Has anyone already thought of using a 3D-printer to make fancy knives?

Carbon and graphite can be used like plastic to make items commonly done in metals for much less weight and faster. It's not going to be 20 years, and it's going to be mass production.

You're going to see the day where people don't ship items, they send the code and it prints out the item at the other location. This is not science fiction, it's within 5 years of being a reality.

Imagine no big rig trucks, no going to stores with stuff on the shelf, no warehousing of unwanted, excess, items for future demand. Huge energy savings, major cost savings, major loss of real estate values, major unemployment. People are quickly becoming obsolete.

And when you tie this production capablity to artificial intelligence you have self repairing and reproducing machines. Who needs zombies. The third world will be unable to compete with the learning curve for these technologies (as will most of the rest of the world) leaving huge pools of unemployable bodies with no hope of improving their lifestyle.
 
Carbon and graphite can be used like plastic to make items commonly done in metals for much less weight and faster. It's not going to be 20 years, and it's going to be mass production.

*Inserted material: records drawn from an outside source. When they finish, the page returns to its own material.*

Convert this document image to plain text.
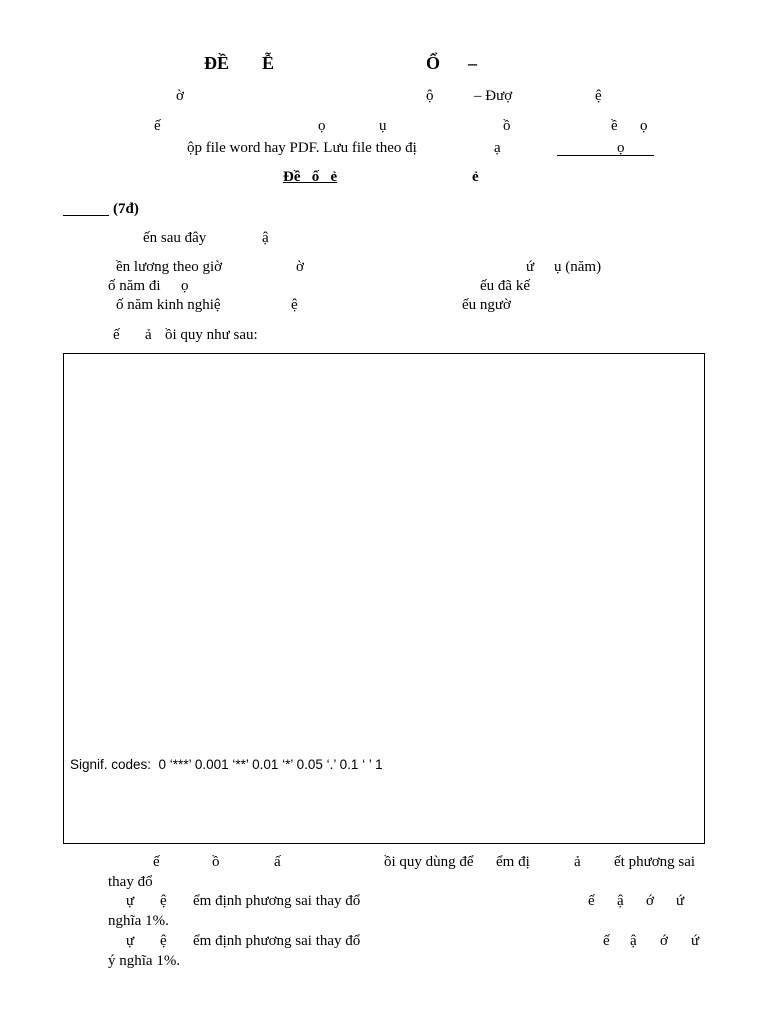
ĐỀ Ễ	Ổ –
ờ	ộ	– Đượ	ệ
ế	ọ	ụ	ồ	ề ọ
ộp file word hay PDF. Lưu file theo đị	ạ	ọ
Đề   ố   ẻ	ẻ
(7đ)
ến sau đây	ậ
ền lương theo giờ	ờ	ứ ụ (năm)
ố năm đi ọ	ếu đã kế
ố năm kinh nghiệ	ệ	ếu ngườ
ế ả ồi quy như sau:
Signif. codes:  0 ‘***’ 0.001 ‘**’ 0.01 ‘*’ 0.05 ‘.’ 0.1 ‘ ’ 1
ế	ồ	ấ	ồi quy dùng để ểm đị	ả ết phương sai
thay đổ
ự ệ ểm định phương sai thay đổ	ế ậ ớ ứ
nghĩa 1%.
ự ệ ểm định phương sai thay đổ	ế ậ ớ ứ
ý nghĩa 1%.
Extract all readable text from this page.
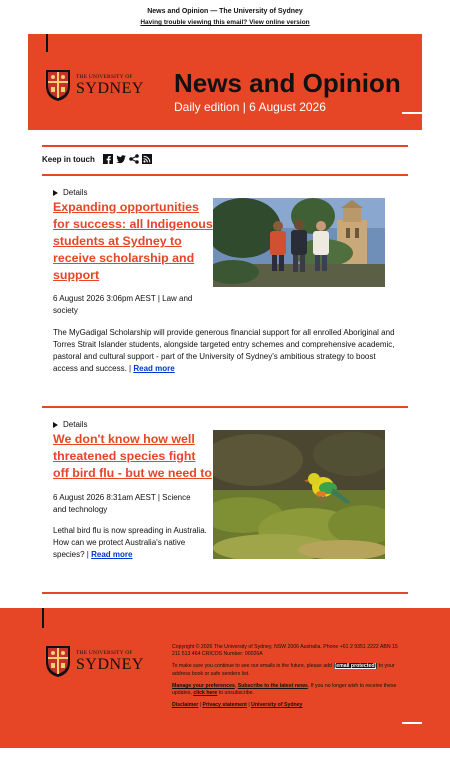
News and Opinion — The University of Sydney
Having trouble viewing this email? View online version
THE UNIVERSITY OF
SYDNEY News and Opinion
Daily edition | 6 August 2026
Keep in touch
Details
Expanding opportunities for success: all Indigenous students at Sydney to receive scholarship and support
6 August 2026 3:06pm AEST | Law and society
The MyGadigal Scholarship will provide generous financial support for all enrolled Aboriginal and Torres Strait Islander students, alongside targeted entry schemes and comprehensive academic, pastoral and cultural support - part of the University of Sydney's ambitious strategy to boost access and success. | Read more
Details
We don't know how well threatened species fight off bird flu - but we need to
6 August 2026 8:31am AEST | Science and technology
Lethal bird flu is now spreading in Australia. How can we protect Australia's native species? | Read more
THE UNIVERSITY OF
SYDNEY

Copyright © 2026 The University of Sydney, NSW 2006 Australia. Phone +61 2 9351 2222 ABN 15 211 513 464 CRICOS Number: 00026A

To make sure you continue to see our emails in the future, please add [email protected] to your address book or safe senders list.

Manage your preferences, Subscribe to the latest news. If you no longer wish to receive these updates, click here to unsubscribe.

Disclaimer | Privacy statement | University of Sydney
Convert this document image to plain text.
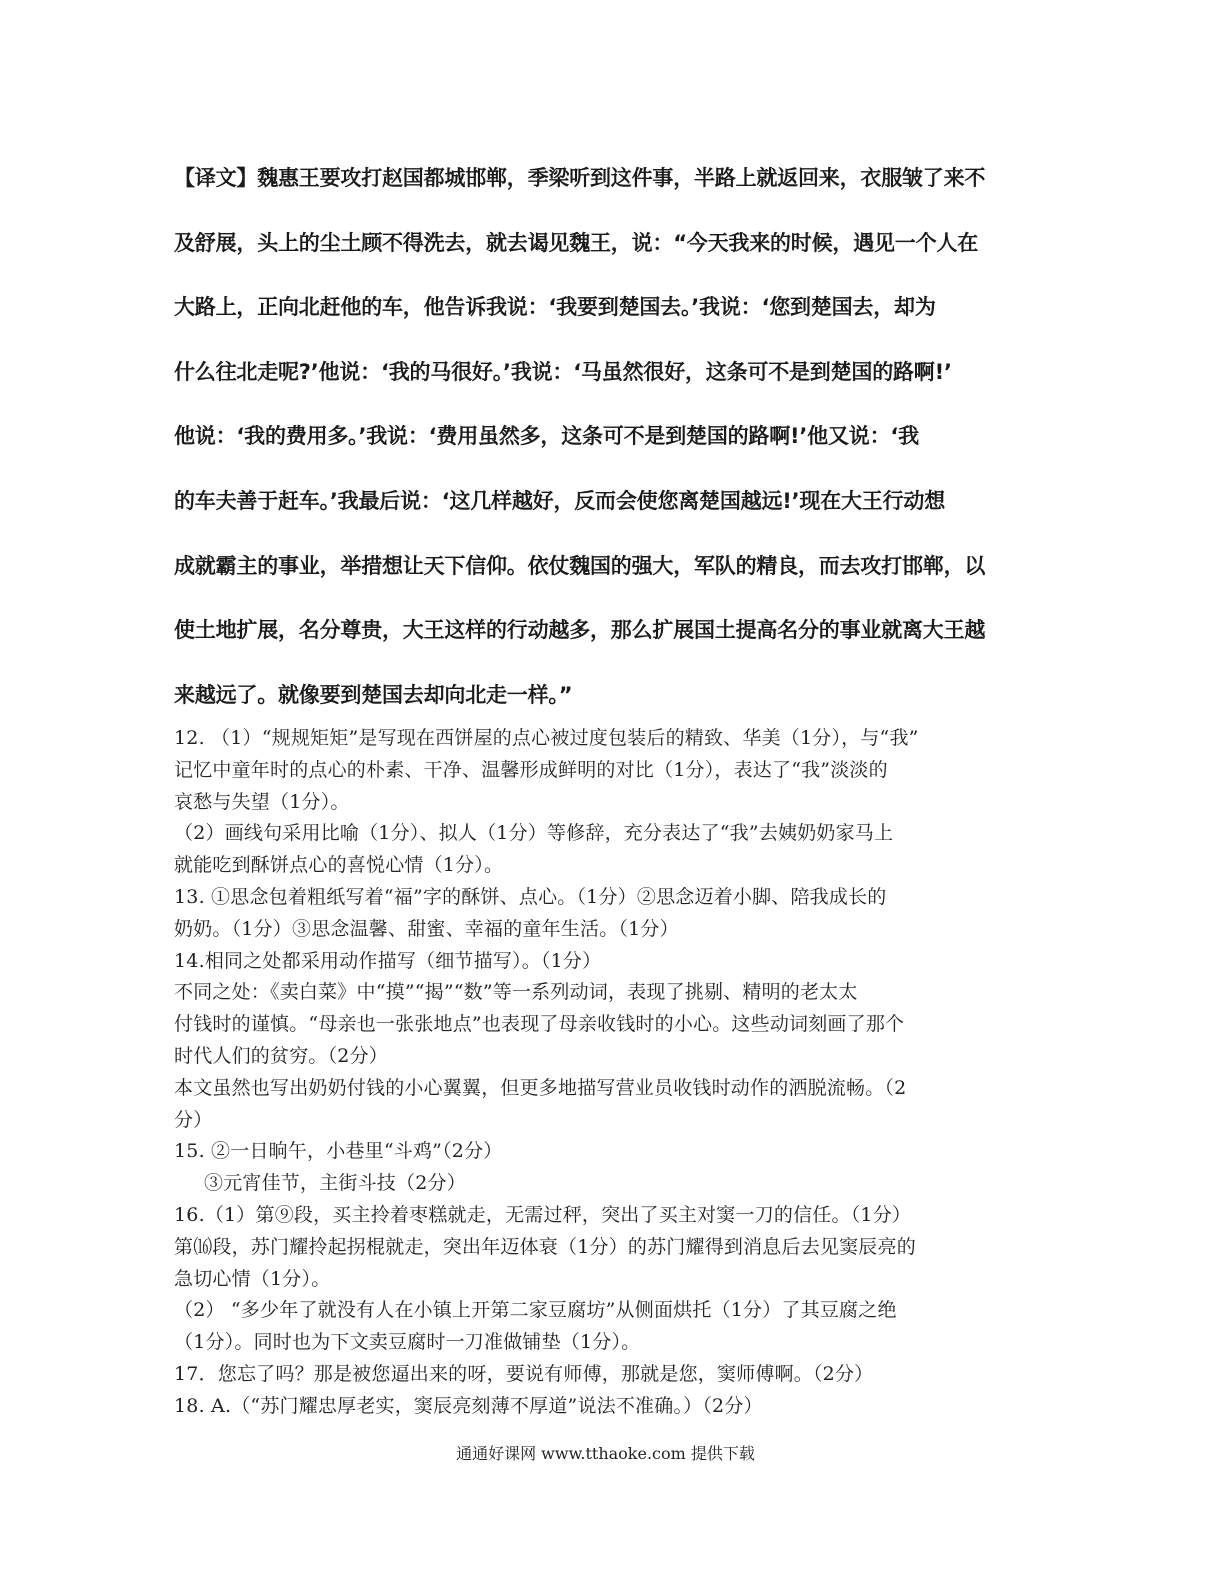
【译文】魏惠王要攻打赵国都城邯郸，季梁听到这件事，半路上就返回来，衣服皱了来不
及舒展，头上的尘土顾不得洗去，就去谒见魏王，说：“今天我来的时候，遇见一个人在
大路上，正向北赶他的车，他告诉我说：‘我要到楚国去。’我说：‘您到楚国去，却为
什么往北走呢?’他说：‘我的马很好。’我说：‘马虽然很好，这条可不是到楚国的路啊!’
他说：‘我的费用多。’我说：‘费用虽然多，这条可不是到楚国的路啊!’他又说：‘我
的车夫善于赶车。’我最后说：‘这几样越好，反而会使您离楚国越远!’现在大王行动想
成就霸主的事业，举措想让天下信仰。依仗魏国的强大，军队的精良，而去攻打邯郸，以
使土地扩展，名分尊贵，大王这样的行动越多，那么扩展国土提高名分的事业就离大王越
来越远了。就像要到楚国去却向北走一样。”
12. （1）“规规矩矩”是写现在西饼屋的点心被过度包装后的精致、华美（1分），与“我”
记忆中童年时的点心的朴素、干净、温馨形成鲜明的对比（1分），表达了“我”淡淡的
哀愁与失望（1分）。
（2）画线句采用比喻（1分）、拟人（1分）等修辞，充分表达了“我”去姨奶奶家马上
就能吃到酥饼点心的喜悦心情（1分）。
13. ①思念包着粗纸写着“福”字的酥饼、点心。（1分）②思念迈着小脚、陪我成长的
奶奶。（1分）③思念温馨、甜蜜、幸福的童年生活。（1分）
14.相同之处都采用动作描写（细节描写）。（1分）
不同之处：《卖白菜》中“摸”“揭”“数”等一系列动词，表现了挑剔、精明的老太太
付钱时的谨慎。“母亲也一张张地点”也表现了母亲收钱时的小心。这些动词刻画了那个
时代人们的贫穷。（2分）
本文虽然也写出奶奶付钱的小心翼翼，但更多地描写营业员收钱时动作的洒脱流畅。（2
分）
15. ②一日晌午，小巷里“斗鸡”（2分）
③元宵佳节，主街斗技（2分）
16.（1）第⑨段，买主拎着枣糕就走，无需过秤，突出了买主对窦一刀的信任。（1分）
第⒃段，苏门耀拎起拐棍就走，突出年迈体衰（1分）的苏门耀得到消息后去见窦辰亮的
急切心情（1分）。
（2） “多少年了就没有人在小镇上开第二家豆腐坊”从侧面烘托（1分）了其豆腐之绝
（1分）。同时也为下文卖豆腐时一刀准做铺垫（1分）。
17．您忘了吗？那是被您逼出来的呀，要说有师傅，那就是您，窦师傅啊。（2分）
18. A.（“苏门耀忠厚老实，窦辰亮刻薄不厚道”说法不准确。）（2分）
通通好课网 www.tthaoke.com 提供下载
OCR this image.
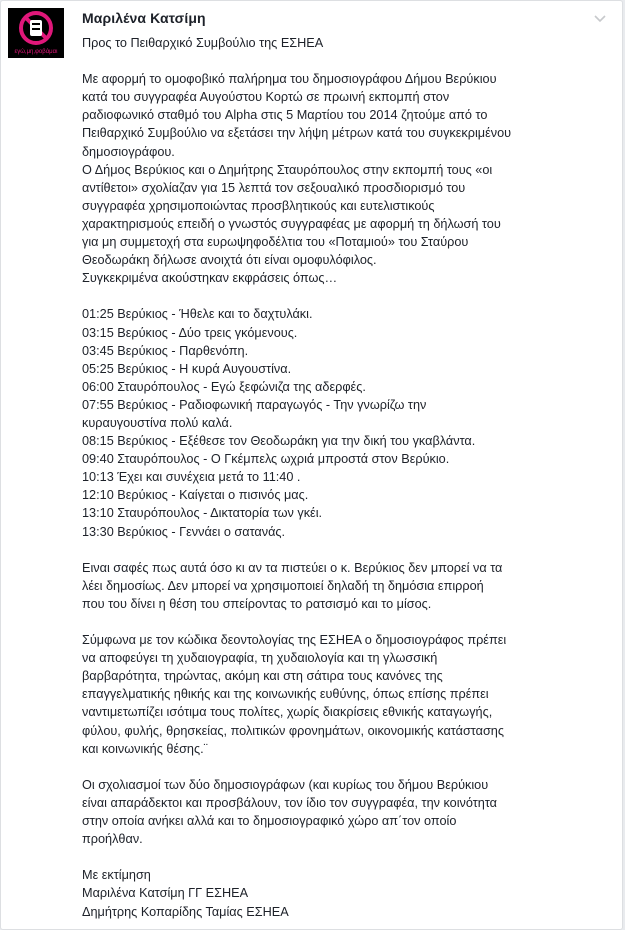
εγώ,μη,φοβάμαι
Μαριλένα Κατσίμη
Προς το Πειθαρχικό Συμβούλιο της ΕΣΗΕΑ
Με αφορμή το ομοφοβικό παλήρημα του δημοσιογράφου Δήμου Βερύκιου
κατά του συγγραφέα Αυγούστου Κορτώ σε πρωινή εκπομπή στον
ραδιοφωνικό σταθμό του Alpha στις 5 Μαρτίου του 2014 ζητούμε από το
Πειθαρχικό Συμβούλιο να εξετάσει την λήψη μέτρων κατά του συγκεκριμένου
δημοσιογράφου.
Ο Δήμος Βερύκιος και ο Δημήτρης Σταυρόπουλος στην εκπομπή τους «οι
αντίθετοι» σχολίαζαν για 15 λεπτά τον σεξουαλικό προσδιορισμό του
συγγραφέα χρησιμοποιώντας προσβλητικούς και ευτελιστικούς
χαρακτηρισμούς επειδή ο γνωστός συγγραφέας με αφορμή τη δήλωσή του
για μη συμμετοχή στα ευρωψηφοδέλτια του «Ποταμιού» του Σταύρου
Θεοδωράκη δήλωσε ανοιχτά ότι είναι ομοφυλόφιλος.
Συγκεκριμένα ακούστηκαν εκφράσεις όπως…
01:25 Βερύκιος - Ήθελε και το δαχτυλάκι.
03:15 Βερύκιος - Δύο τρεις γκόμενους.
03:45 Βερύκιος - Παρθενόπη.
05:25 Βερύκιος - Η κυρά Αυγουστίνα.
06:00 Σταυρόπουλος - Εγώ ξεφώνιζα της αδερφές.
07:55 Βερύκιος - Ραδιοφωνική παραγωγός - Την γνωρίζω την
κυραυγουστίνα πολύ καλά.
08:15 Βερύκιος - Εξέθεσε τον Θεοδωράκη για την δική του γκαβλάντα.
09:40 Σταυρόπουλος - Ο Γκέμπελς ωχριά μπροστά στον Βερύκιο.
10:13 Έχει και συνέχεια μετά το 11:40 .
12:10 Βερύκιος - Καίγεται ο πισινός μας.
13:10 Σταυρόπουλος - Δικτατορία των γκέι.
13:30 Βερύκιος - Γεννάει ο σατανάς.
Ειναι σαφές πως αυτά όσο κι αν τα πιστεύει ο κ. Βερύκιος δεν μπορεί να τα
λέει δημοσίως. Δεν μπορεί να χρησιμοποιεί δηλαδή τη δημόσια επιρροή
που του δίνει η θέση του σπείροντας το ρατσισμό και το μίσος.
Σύμφωνα με τον κώδικα δεοντολογίας της ΕΣΗΕΑ ο δημοσιογράφος πρέπει
να αποφεύγει τη χυδαιογραφία, τη χυδαιολογία και τη γλωσσική
βαρβαρότητα, τηρώντας, ακόμη και στη σάτιρα τους κανόνες της
επαγγελματικής ηθικής και της κοινωνικής ευθύνης, όπως επίσης πρέπει
ναντιμετωπίζει ισότιμα τους πολίτες, χωρίς διακρίσεις εθνικής καταγωγής,
φύλου, φυλής, θρησκείας, πολιτικών φρονημάτων, οικονομικής κατάστασης
και κοινωνικής θέσης.¨
Οι σχολιασμοί των δύο δημοσιογράφων (και κυρίως του δήμου Βερύκιου
είναι απαράδεκτοι και προσβάλουν, τον ίδιο τον συγγραφέα, την κοινότητα
στην οποία ανήκει αλλά και το δημοσιογραφικό χώρο απ΄τον οποίο
προήλθαν.
Με εκτίμηση
Μαριλένα Κατσίμη ΓΓ ΕΣΗΕΑ
Δημήτρης Κοπαρίδης Ταμίας ΕΣΗΕΑ
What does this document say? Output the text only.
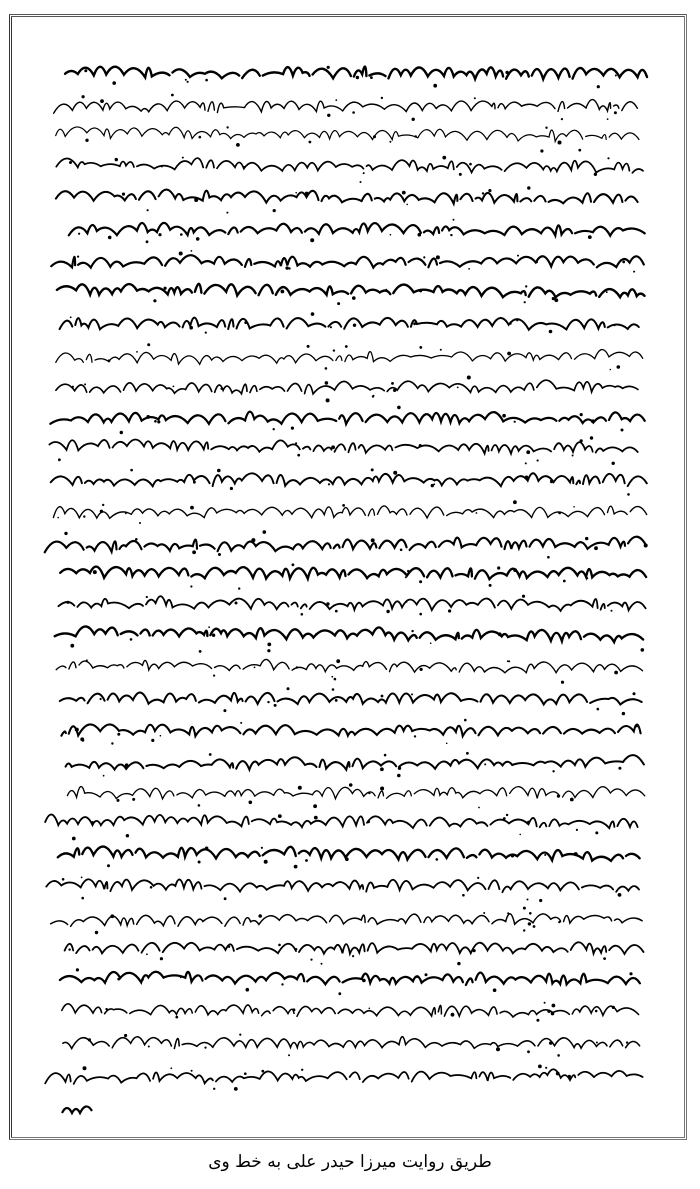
طریق روایت میرزا حیدر علی به خط وی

You're going to see the day where people don't ship items, they send the code and it prints out the item at the other location. This is not science fiction, it's within 5 years of being a reality.

Imagine no big rig trucks, no going to stores with stuff on the shelf, no warehousing of unwanted, excess, items for future demand. Huge energy savings, major cost savings, major loss of real estate values, major unemployment. People are quickly becoming obsolete.

And when you tie this production capablity to artificial intelligence you have self repairing and reproducing machines. Who needs zombies. The third world will be unable to compete with the learning curve for these technologies (as will most of the rest of the world) leaving huge pools of unemployable bodies with no hope of improving their lifestyle.

It would be great to explore other materials, that's a possibility. Not shipping items and making them at home isn't mass production, though. It's bringing the production to the masses. It might be like the early days of PC's when desktop publishing and so much more became possible for everybody. It's hard to see what this next revolution, if it does turn out to be one, will go though. I never would have envisioned the social networking of today when Pc's were new.

When I was a kid we thought that we would have flying cars by now but science fiction had computers the size of desks.

This 3d printing is just another result of cheap processing power actually.

3d printing is just CNC machining (in reverse). A little nozzle squirts plastic like a tiny glue gun and builds it up using numbers in X,Y, and Z, using the same files which CAM systems have used for machining for years. Who'da thought these technologies would come to this? We don't know where it will end up. It will be interesting.

I still think we're going to remove material to make stuff when we're making a lot of it for a while. But there are many exciting things about this technology, the biggest of which is it being cheap enough for everyone to have one. The prototyping done right now is huge also.

Not meant as an argument or rebuttal, I'm just rambling. Whatever is made of this, it'll be amazing. If metals are hard to do or take longer to figure out, good point about alternate materials.
 
re eisman reply ,
carbon and graphite to go against a high end super steel ? 5 years ? maybe your right i sure hope so !
im sure we are heading in to the "diamond age " as in stone age iron age .
but for a printed form of carbon to match all the quality's of a fixed blade forged in high end steel in 5 years time and mass production ! ? that would be impressive .
we still struggle to match the craftsmanship of a few hundred years ago .
as far as self repairing machines and no trucks on the road , i give that 18years ....
the knee of the curve might be close but im hopeful of a soft take off !
also a lot of third world country's are unhindered by copy wright laws and might surpass more law abiding nations in certain areas of technology ?
 
Solid Concepts in Austin, Texas has made a fully functional 3D gun months ago and so a knife should be fairly easy to make from about any steel. I imagine the only thing that might need to be adjusted would be the final edge which could be easily done.
 
Im waiting for technology (I don't know what it is called so I'll just give an example) that would allow you to wear a weapon in plain sight disguised as something like a wrist bangle. When you need the weapon to be a blade, you just touch a few spots of the bangle in sequence and it disassembles and reassembles into a knife on a molecular level. An alternate touch sequence would reassemble it into a gun, including ammunition.
 
Im waiting for technology (I don't know what it is called so I'll just give an example) that would allow you to wear a weapon in plain sight disguised as something like a wrist bangle. When you need the weapon to be a blade, you just touch a few spots of the bangle in sequence and it disassembles and reassembles into a knife on a molecular level. An alternate touch sequence would reassemble it into a gun, including ammunition.

I think that one may be beyond our lifetimes.
 
Reloading would only require placing it on matter that it would "draw" from.